The March 14 attacks by a white supremacist Australian man — which left 49 dead and 48 wounded as of Saturday — caused activist groups including the Oregon Council on American-Islamic Relations to call for Congressional hearings on far-right groups. U.S. Sen. Jeff Merkley also took up the cause.
"The horrific attack in Christchurch is the latest proof that white supremacy isn't just a vile ideology," he said. "It's a growing and deadly threat, especially to communities of color. The House and Senate should hold hearings on far-right extremist terrorism and what we can do to combat it."
The killings also sparked talk of sorrow and unity At an event Friday at the Muslim Educational Trust in Tigard featured speeches and prayers by local religious leaders, elected officials and others before an audience of more than 150, including a group of students from the trust's affiliated school.
"It is very important for people of goodwill to stand, to stand and stop and say enough is enough," said Wajdi Said, president of the trust. "Enough is enough.
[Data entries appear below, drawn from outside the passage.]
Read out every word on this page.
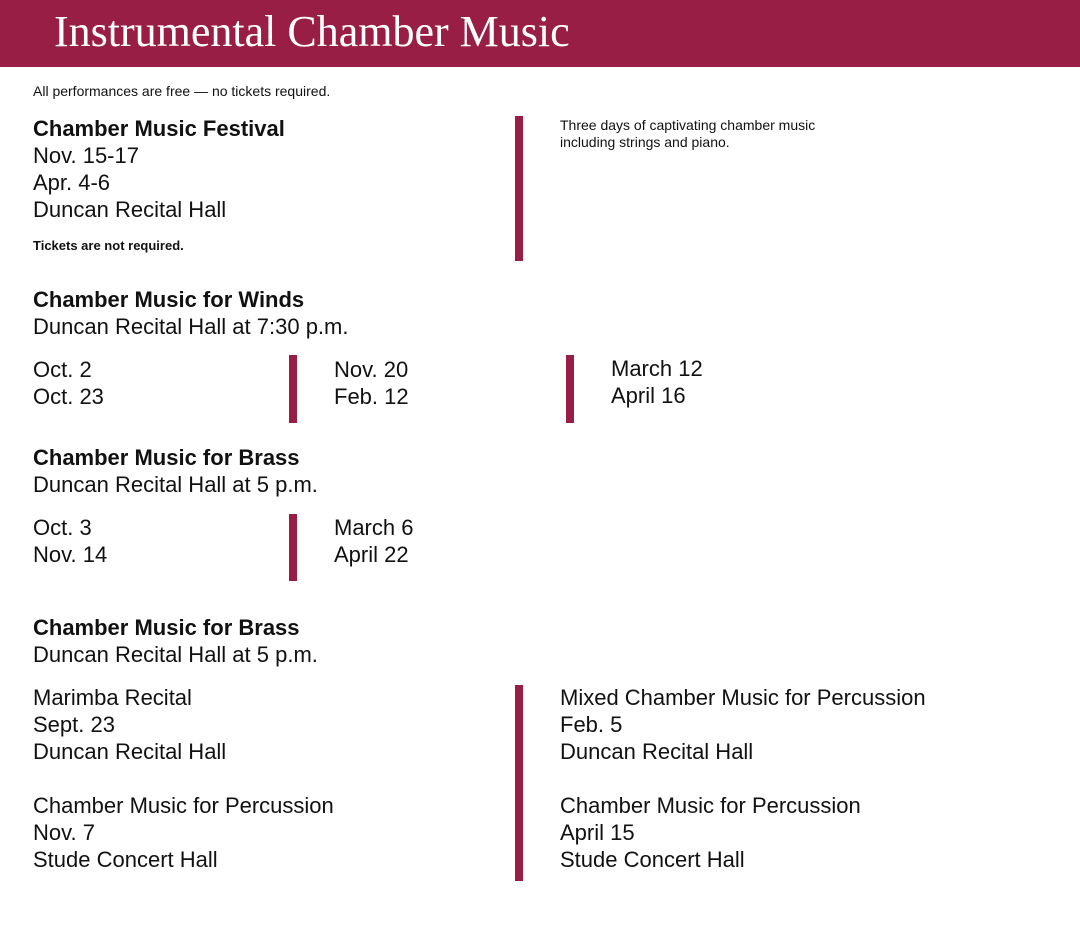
Instrumental Chamber Music
All performances are free — no tickets required.
Chamber Music Festival
Nov. 15-17
Apr. 4-6
Duncan Recital Hall
Tickets are not required.
Three days of captivating chamber music
including strings and piano.
Chamber Music for Winds
Duncan Recital Hall at 7:30 p.m.
Oct. 2
Oct. 23
Nov. 20
Feb. 12
March 12
April 16
Chamber Music for Brass
Duncan Recital Hall at 5 p.m.
Oct. 3
Nov. 14
March 6
April 22
Chamber Music for Brass
Duncan Recital Hall at 5 p.m.
Marimba Recital
Sept. 23
Duncan Recital Hall
Chamber Music for Percussion
Nov. 7
Stude Concert Hall
Mixed Chamber Music for Percussion
Feb. 5
Duncan Recital Hall
Chamber Music for Percussion
April 15
Stude Concert Hall
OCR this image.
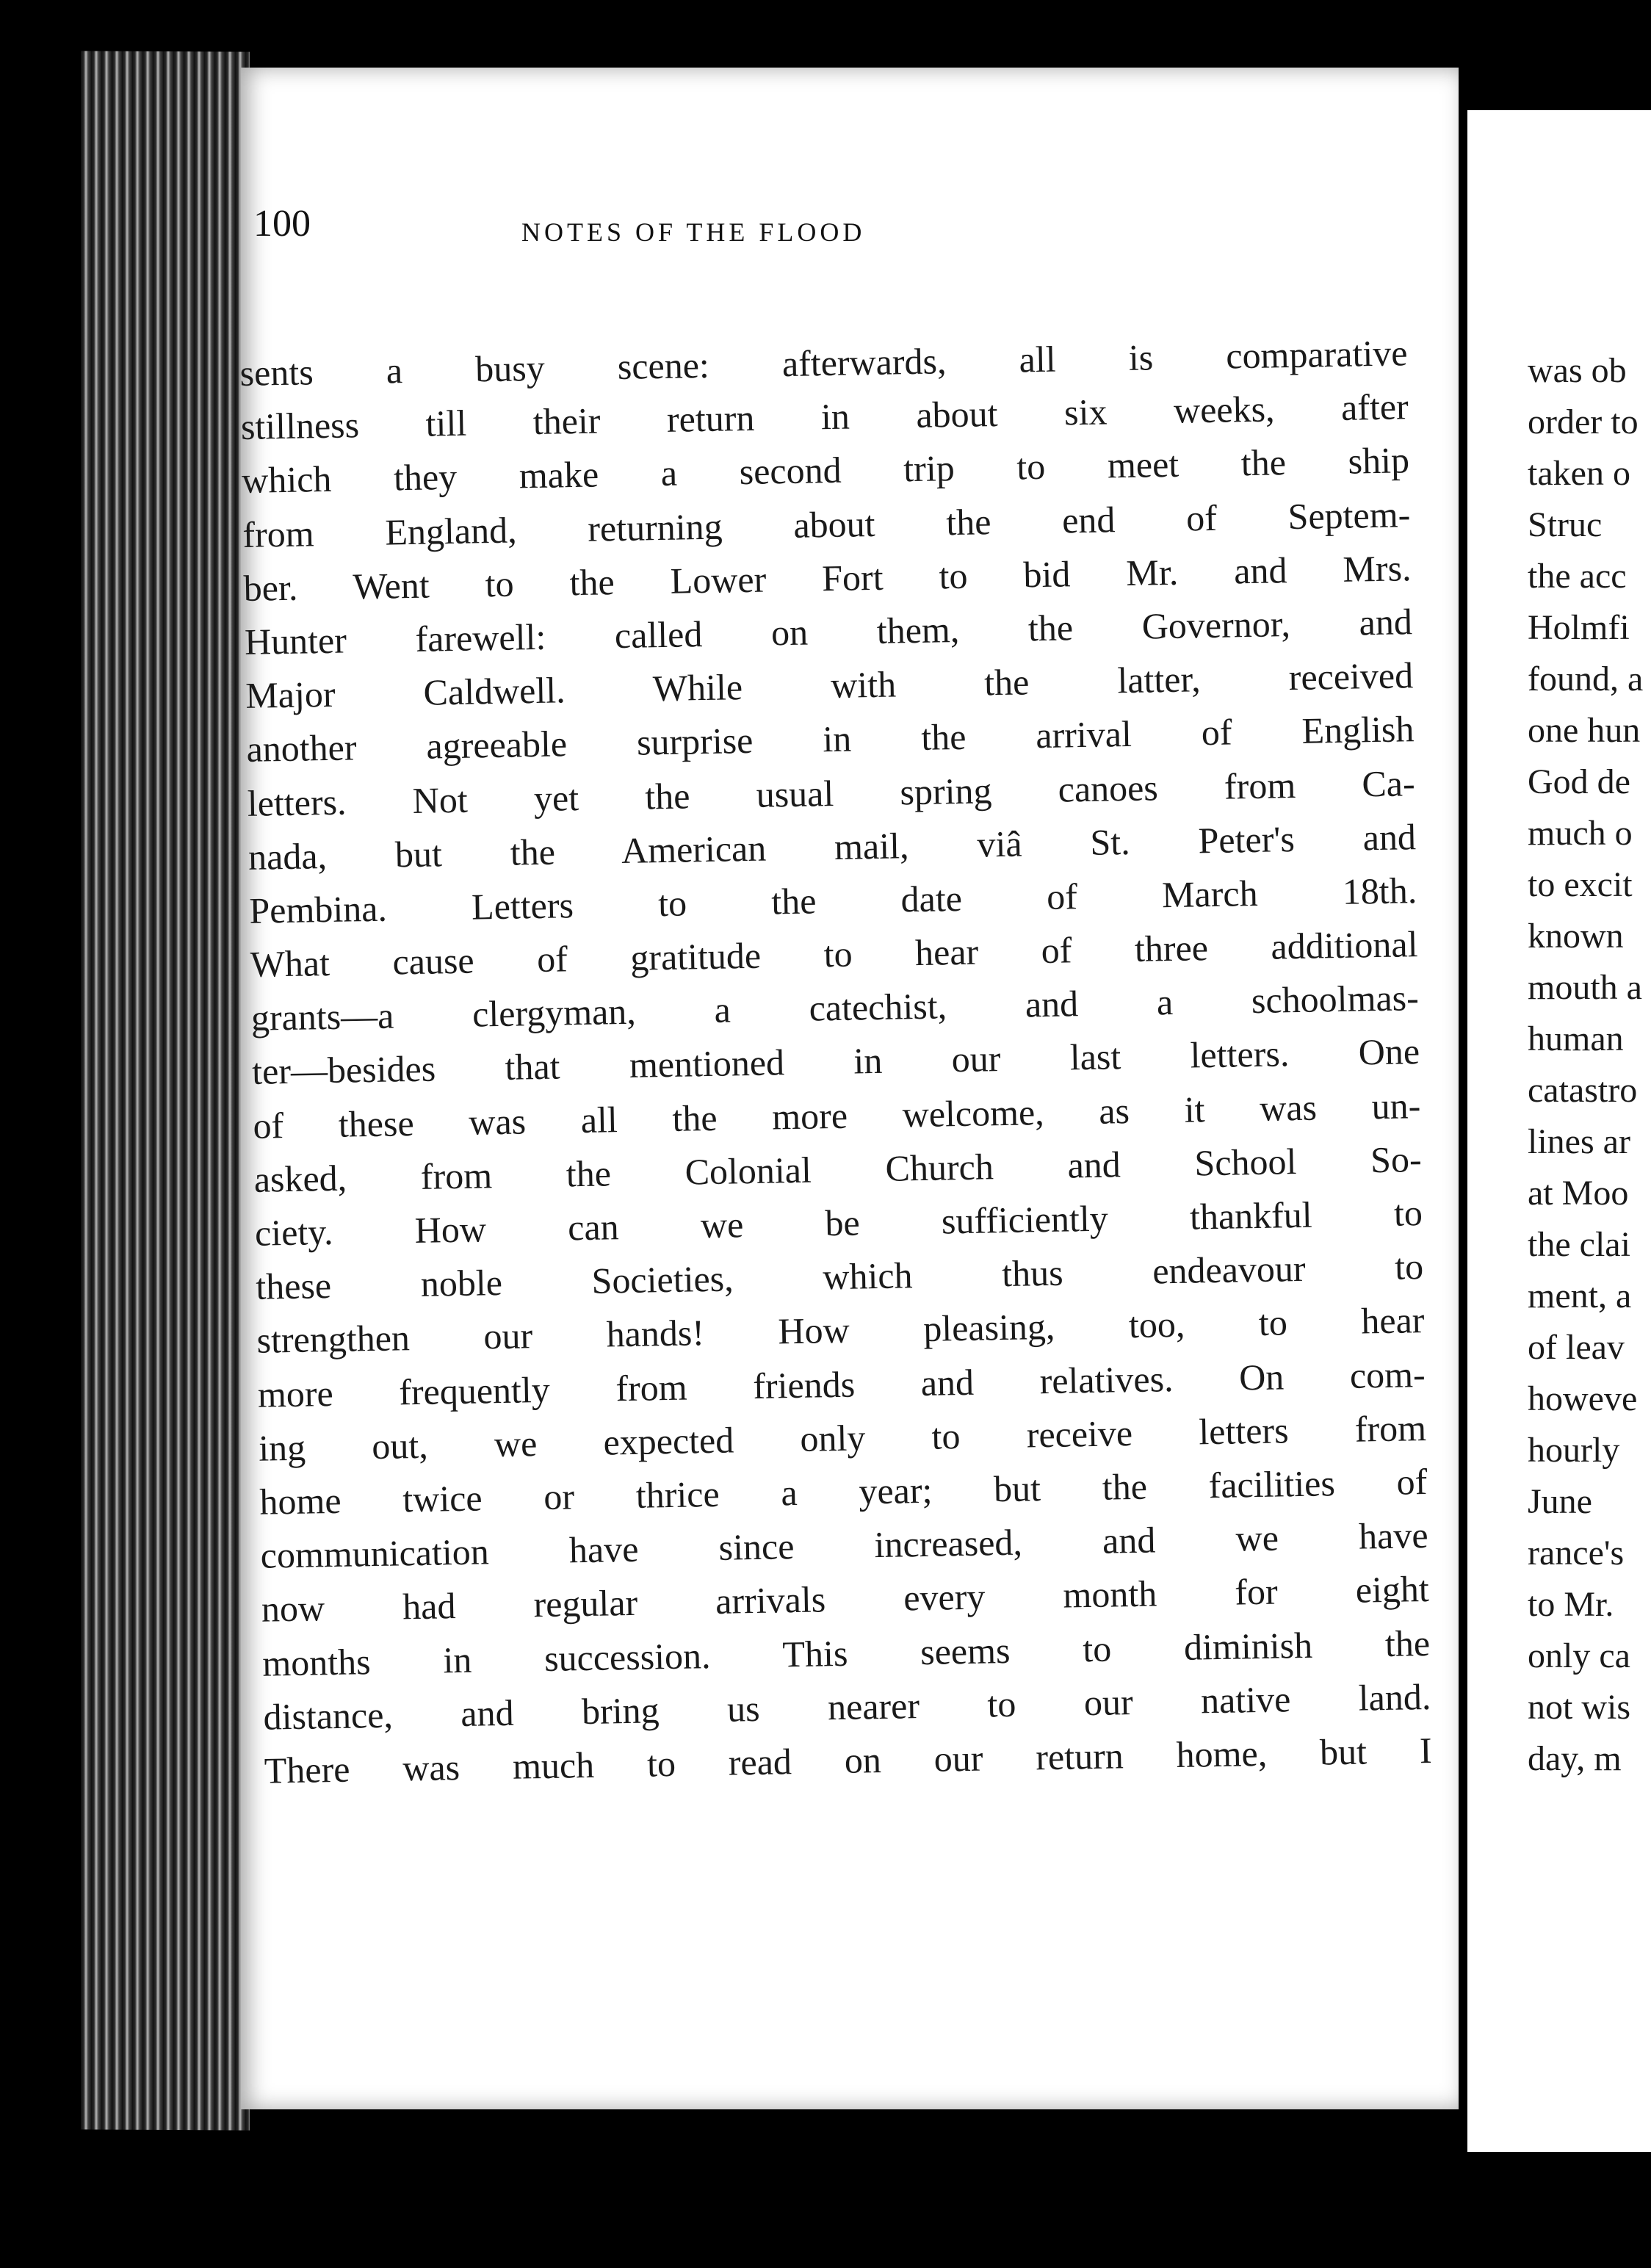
100	NOTES OF THE FLOOD
sents a busy scene: afterwards, all is comparative
stillness till their return in about six weeks, after
which they make a second trip to meet the ship
from England, returning about the end of Septem-
ber. Went to the Lower Fort to bid Mr. and Mrs.
Hunter farewell: called on them, the Governor, and
Major Caldwell. While with the latter, received
another agreeable surprise in the arrival of English
letters. Not yet the usual spring canoes from Ca-
nada, but the American mail, viâ St. Peter's and
Pembina. Letters to the date of March 18th.
What cause of gratitude to hear of three additional
grants—a clergyman, a catechist, and a schoolmas-
ter—besides that mentioned in our last letters. One
of these was all the more welcome, as it was un-
asked, from the Colonial Church and School So-
ciety. How can we be sufficiently thankful to
these noble Societies, which thus endeavour to
strengthen our hands! How pleasing, too, to hear
more frequently from friends and relatives. On com-
ing out, we expected only to receive letters from
home twice or thrice a year; but the facilities of
communication have since increased, and we have
now had regular arrivals every month for eight
months in succession. This seems to diminish the
distance, and bring us nearer to our native land.
There was much to read on our return home, but I
was ob
order to
taken o
Struc
the acc
Holmfi
found, a
one hun
God de
much o
to excit
known
mouth a
human
catastro
lines ar
at Moo
the clai
ment, a
of leav
howeve
hourly
June
rance's
to Mr.
only ca
not wis
day, m
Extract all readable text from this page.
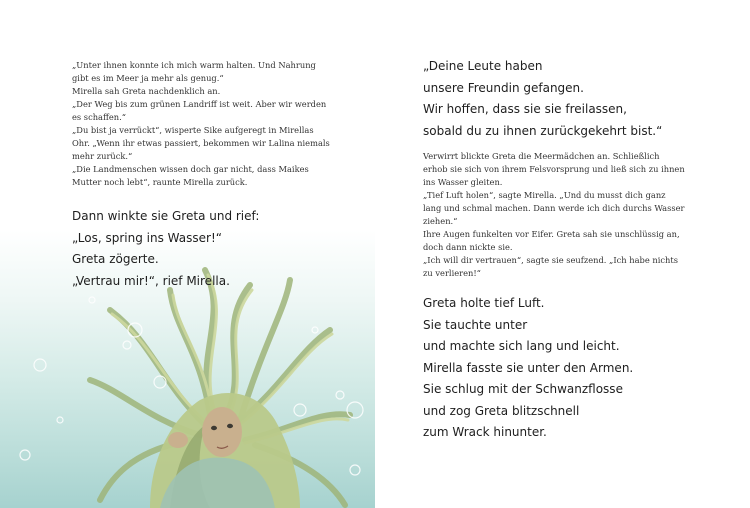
„Unter ihnen konnte ich mich warm halten. Und Nahrung gibt es im Meer ja mehr als genug.“

Mirella sah Greta nachdenklich an.

„Der Weg bis zum grünen Landriff ist weit. Aber wir werden es schaffen.“

„Du bist ja verrückt“, wisperte Sike aufgeregt in Mirellas Ohr. „Wenn ihr etwas passiert, bekommen wir Lalina niemals mehr zurück.“

„Die Landmenschen wissen doch gar nicht, dass Maikes Mutter noch lebt“, raunte Mirella zurück.

Dann winkte sie Greta und rief:

„Los, spring ins Wasser!“

Greta zögerte.

„Vertrau mir!“, rief Mirella.

„Deine Leute haben

unsere Freundin gefangen.

Wir hoffen, dass sie sie freilassen,

sobald du zu ihnen zurückgekehrt bist.“

Verwirrt blickte Greta die Meermädchen an. Schließlich erhob sie sich von ihrem Felsvorsprung und ließ sich zu ihnen ins Wasser gleiten.

„Tief Luft holen“, sagte Mirella. „Und du musst dich ganz lang und schmal machen. Dann werde ich dich durchs Wasser ziehen.“

Ihre Augen funkelten vor Eifer. Greta sah sie unschlüssig an, doch dann nickte sie.

„Ich will dir vertrauen“, sagte sie seufzend. „Ich habe nichts zu verlieren!“

Greta holte tief Luft.

Sie tauchte unter

und machte sich lang und leicht.

Mirella fasste sie unter den Armen.

Sie schlug mit der Schwanzflosse

und zog Greta blitzschnell

zum Wrack hinunter.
It is very important that we say we choose love, we choose harmony and we refuse to be enemies."
"We come together over and over and over to grieve and mourn and cry and pray and love," said Multnomah County Chair Deborah Kafoury. "But it gets tiring. And I'm scared … but that's exactly what the forces of evil want us to feel.
"… What they don't want to happen is this: they don't want us coming together," she said, "They don't want us reaching out and grabbing the hands of our brothers and sisters because they know that we are strong when we are together."
Portland Police Chief Danielle Outlaw directed her comments at the assembled students sitting on the rug in the center of the hall. "I want it to be very clear to the future leadership of our world: we are here to protect you and keep you safe," she said. "I want you to know that, during these times, keep your head up. We aren't going to allow anyone to continue to target us out of hatred, out of bigotry, out of every phobia that you can think of. We aren't going to allow that to continue to happen."
While much of the event consisted of prepared speeches and prayers, raw emotion was evident. Speakers' mention of gun control sparked some of the loudest applause lines.
"We need to elect people to public office who will fight the NRA and fight big money," said former Portland Mayor Tom Potter. "We don't need all those guns, we don't need all that hate."
Despite veiled references to the current administration, U.S. Attorney Billy Williams drew strong applause when he announced he and other federal officials have been working a possible new federal law to make domestic terrorism a crime.
"We don't have one," he said. "We need one."
Calls to mobilize against hate speech generated applause but also words of caution from Williams, as well as Attorney General Ellen Rosenblum, who stressed that new legislation she's been working on for a hate crime hotline will let people seek help and comfort.
"As we all know it is not necessarily a crime to speak bad words and say hateful things," she said. "In fact, it can be protected by our Constitution. But it's still very hurtful ... and it causes anguish in individuals in communities."
Portland Mayor Ted Wheeler said, "To our Muslim friends, I want you to know this: Portland stands with you. We support you, and we love you."